List of theorems of computer science

C.

Cook's theorem : There is a subset of NP to which all problems from NP can be polynomially reduced. This subset is called NP-complete .

CAP Theorem : In a distributed system , it is impossible to simultaneously the three properties C onsistency ( consistency ) A vailability ( availability ) and P artition Tolerance ( fault tolerance ) guarantee.

F.

Theorem of Friedberg and Muchnik : There are recursively enumerable Turing degrees that really lie between 0 (degree of decidable sets) and 0 '(degree of holding problems ).

H

Set of Herbrand : Be a closed formula in Skolem , then then unrealizable exactly if there is a finite subset of the Herbrand expansion is that - in the propositional sense - is unattainable. ${\ displaystyle F}$ ${\ displaystyle F}$ ${\ displaystyle E (F)}$

Hierarchy sets: time and space complexity classes each form a hierarchy, so they can be set in a real subset relationship. The following applies: and .

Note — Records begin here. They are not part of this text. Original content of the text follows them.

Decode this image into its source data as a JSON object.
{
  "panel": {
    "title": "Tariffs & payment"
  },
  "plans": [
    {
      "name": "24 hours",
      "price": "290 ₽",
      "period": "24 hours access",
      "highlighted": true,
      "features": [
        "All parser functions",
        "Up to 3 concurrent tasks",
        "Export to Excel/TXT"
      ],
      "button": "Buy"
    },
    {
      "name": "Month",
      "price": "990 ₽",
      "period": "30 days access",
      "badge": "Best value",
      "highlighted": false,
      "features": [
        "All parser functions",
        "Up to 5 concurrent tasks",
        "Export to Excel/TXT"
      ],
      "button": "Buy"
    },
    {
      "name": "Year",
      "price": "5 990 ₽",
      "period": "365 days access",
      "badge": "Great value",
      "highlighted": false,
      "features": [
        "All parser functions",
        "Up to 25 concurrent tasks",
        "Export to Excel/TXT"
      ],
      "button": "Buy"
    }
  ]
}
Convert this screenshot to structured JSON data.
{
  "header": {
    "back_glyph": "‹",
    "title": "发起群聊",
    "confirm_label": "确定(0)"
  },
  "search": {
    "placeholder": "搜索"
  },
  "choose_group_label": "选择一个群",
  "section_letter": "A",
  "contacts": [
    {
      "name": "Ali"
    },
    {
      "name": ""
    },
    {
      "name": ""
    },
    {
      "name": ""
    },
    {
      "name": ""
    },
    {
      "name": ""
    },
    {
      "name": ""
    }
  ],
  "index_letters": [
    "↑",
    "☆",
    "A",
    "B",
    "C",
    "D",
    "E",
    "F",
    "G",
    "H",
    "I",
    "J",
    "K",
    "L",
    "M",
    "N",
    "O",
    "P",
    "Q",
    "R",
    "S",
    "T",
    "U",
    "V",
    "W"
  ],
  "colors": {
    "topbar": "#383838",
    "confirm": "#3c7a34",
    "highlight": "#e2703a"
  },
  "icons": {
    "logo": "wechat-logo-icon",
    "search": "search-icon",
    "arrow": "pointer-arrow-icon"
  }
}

{\ displaystyle \ operatorname {DTIME} {\ big (} f (n) {\ big)} \ subsetneq \ operatorname {DTIME} {\ big (} f (n) \ cdot \ log ^ {2} (f (n )) {\ big)}}

{\ displaystyle \ operatorname {DSPACE} {\ big (} f (n) {\ big)} \ subsetneq \ operatorname {DSPACE} {\ big (} f (n) \ cdot \ log (f (n)) {\ big)}}

I.

Immerman and Szelepcsényi's theorem : The complexity class NL is closed with complement formation.

L.

Set of Ladner : If true, there are problems which neither NP-complete are still in P lie. ${\ displaystyle \ mathbf {P} \ neq \ mathbf {NP}}$

M.

Set of Myhill : A set of natural numbers is if and creative when they complete for the class of all recursively enumerable is amounts.
Myhill's isomorphism theorem : Two sets of natural numbers are recursively isomorphic if and only if they are one-one-equivalent .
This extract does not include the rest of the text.